Given a group $G$ and $H,K \le G$,then :
$$\left|HK\right|=\frac{\left|H\right|\left|K\right|}{\left|H \cap K\right|}$$
Where $HK:=\left\{hk:h \in H ,k \in K\right\}$
Lemma:
For $h_1,h_2 \in H$
$$hK=h'K \iff h(H \cap K)=h'(H \cap K)$$
We have:
$$HK=\bigcup_{h \in H}hK$$
Not every such left cosets of $K$ in $H$ are distinct, on the other hand the function $\phi:hK \to K$ with $hk \mapsto k$ is a bijection, so the number of elements in $hK$ is the same as that $K$'s I showed that the set of left cosets (equivalently right cosets) partitions the group.

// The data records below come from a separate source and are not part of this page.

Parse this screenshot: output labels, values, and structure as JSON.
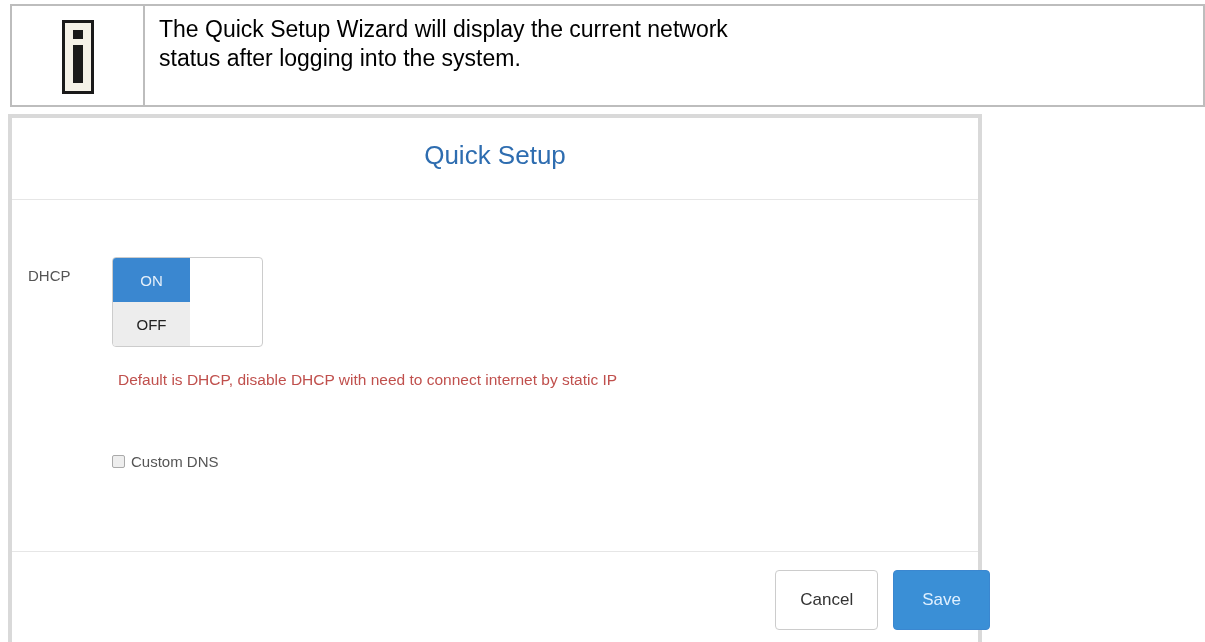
{
  "note": {
    "text": "The Quick Setup Wizard will display the current network status after logging into the system."
  },
  "dialog": {
    "title": "Quick Setup",
    "dhcp": {
      "label": "DHCP",
      "options": [
        {
          "label": "ON",
          "selected": true
        },
        {
          "label": "OFF",
          "selected": false
        }
      ]
    },
    "hint": "Default is DHCP, disable DHCP with need to connect internet by static IP",
    "custom_dns": {
      "label": "Custom DNS",
      "checked": false
    },
    "buttons": [
      {
        "label": "Cancel",
        "kind": "secondary"
      },
      {
        "label": "Save",
        "kind": "primary"
      }
    ]
  }
}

By this we see that :$$\left|HK\right|=\left|\color{blue}{\text{the set consiting of all distinct left cosets }}hK\right|\left|K\right|$$
One concludes from the lemma that the number of such distinct left cosets is the same as $\left|H: H \cap K\right|$ but I don't know how such a conclusion is possible, how the lemma helps us?
It looks that $hK \ne h^{'} K$ iff $h(H \cap K) \ne h^{'}(H \cap K)$ and the order of the set of all such distinct $h(H \cap K)$ for $h \in H$ is $\left|H: H \cap K\right|$...
Also, it would be appreciated if someone gives me an example where such left cosets $hk$ are identical.
You noted that in the union $\bigcup_{h \in H} hK$, some cosets appear more than once. If you are able to show that each distinct coset appears $|H \cap K|$ times in the union, then you can arrive at the desired conclusion.
The lemma implies that the only way $hK=h'K$ can happen (for $h,h' \in H$) is if $h' = gh$ for some $g \in H \cap K$. In particular, for a given coset $hK$, it appears in the union $|H \cap K|$ times as $(gh)K$ for each $g \in H \cap K$.